Hello, I’m Charles Jones, retired Director of the KU Public Management Center and author of the 2022 Kansas novel The Illusion of Simple. I welcome this opportunity to discuss Sara Vowell’s The Wordy Shipmates as part of High Plains 2025 Radio Reader’s Book Club.
Sarah Vowell is a fifty-five year old Oklahoman, now New Yorker, who is small, pale, and favors black attire in a kind of Wednesday Addams cool. Her soft voice is girlishly high-pitched, so cartoonish that she provided the daughter’s voice in the successful animated film, The Incredibles. She is also keenly intelligent, endlessly curious, and possessed of a delightful sense of humor and literary grace. A true believer in American exceptionalism, she finds patriotic purpose in reminding her readers of both the best and worst in our national story.
In the Wordy Shipmates, Vowell turns her attention to the 1630 New World arrival of the Massachusetts Bay Colony, founders of what would become Boston.
Leading this courageous voyage from England is the attorney and inspiring Puritan leader John Winthrop. It was Winthrop who first coined the term “city on a hill,” a statement of religious providence intended to spark confidence and stamina among his followers as they braved starvation, frightful cold, disease, and other dangers.
Regrettably, real life has a way of undermining even the most noble aspirations. In contrast to Winthrop’s elevated rhetoric, the Massachusetts state motto came to express a more pragmatic reality, a harsher worldview: “By the sword we seek peace, but peace only under liberty.”
As it would turn out, peace was an inconstant companion during the colony’s difficult first decade. Relationships between the Pilgrims and indiginous tribes they encountered fluctuated between collaboration and flashes of terrible, and often disproportionate violence.
As for liberty, freedom of speech was often dependent upon exactly what was said, and by whom.
It was Winthrop’s mission to extend the Anglican church to the new continent, introducing Christianity to pagan people who obviously could use a little spiritual coaching. His equally devout founder and lifelong frenemy, Roger Williams, accepted Jesus into his heart but felt the Church’s oppressive hierarchy posed obstacles to the individual’s relationship with God. Their disagreement became so toxic that Winthrop and his allies banished Williams into the wilderness. So much for liberty. Eventually Williams founded the state of Rhode Island, a welcoming and tolerant settlement whose State motto consists of the single heartfelt and inclusive word: Hope.
Walking us in painstaking detail through these early chapters of the American story, Sarah Vowell is a strong and charming presence. Her alternately sweet and sardonic narrative tells us who, among the Founders, she likes and dislikes and which events she cheers and abhors. Most importantly, Vowell explores how so many of those early Pilgrim seeds took root and grew into our national character.

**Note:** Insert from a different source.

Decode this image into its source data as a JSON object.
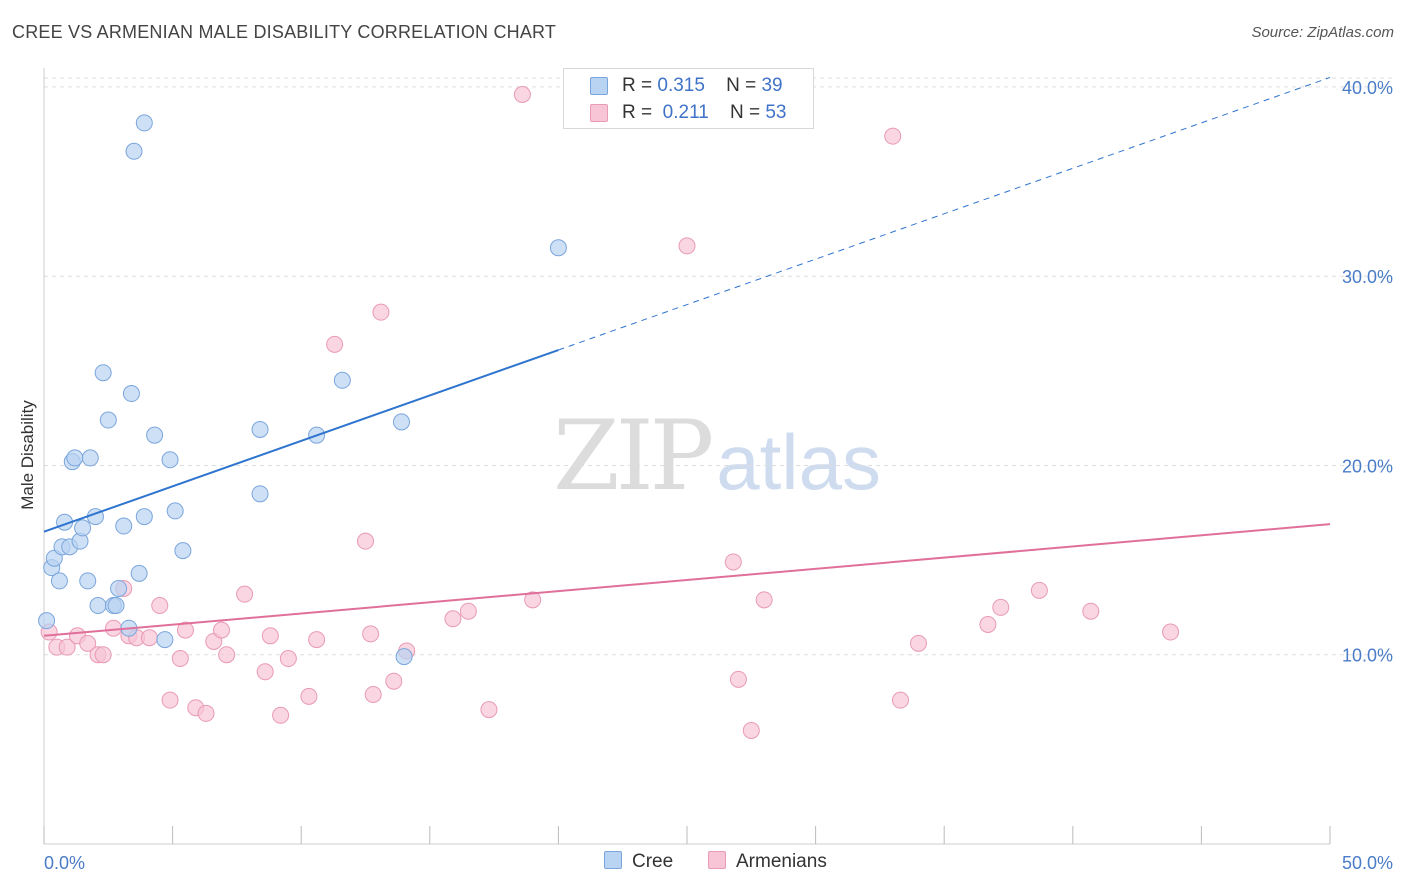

The Wordy Shipmates is a compelling read in that its subject matter is too serious to be taken as strictly as humor…but it’s too funny and charming and moving to be dismissed as dry scholarship. This is the fourth or fifth of Sarah’s books that I have read. She never fails to provoke thought, her writing never fails to be accessible and endearing.
I count Sarah Vowell as one of the best friends I’ve never met. Read her once and you will, too.

Charles Forrest Jones lives with his wife and dogs in Lawrence, Kansas and Creede, Colorado. He has a BS in Biology from Kansas University, an MPA from Harvard University’s Kennedy School, and spent the majority of his professional life in public service. From 2003 to 2014, he served as Director of the Kansas University Public Management Center and taught MPA ethics and administration. Each of his academic courses included at least one reading to inspire creativity -- such as The Glass Castle or On Writing -- for public policy is rooted in the human condition. There is a place for the articulate, compelling, even beautiful.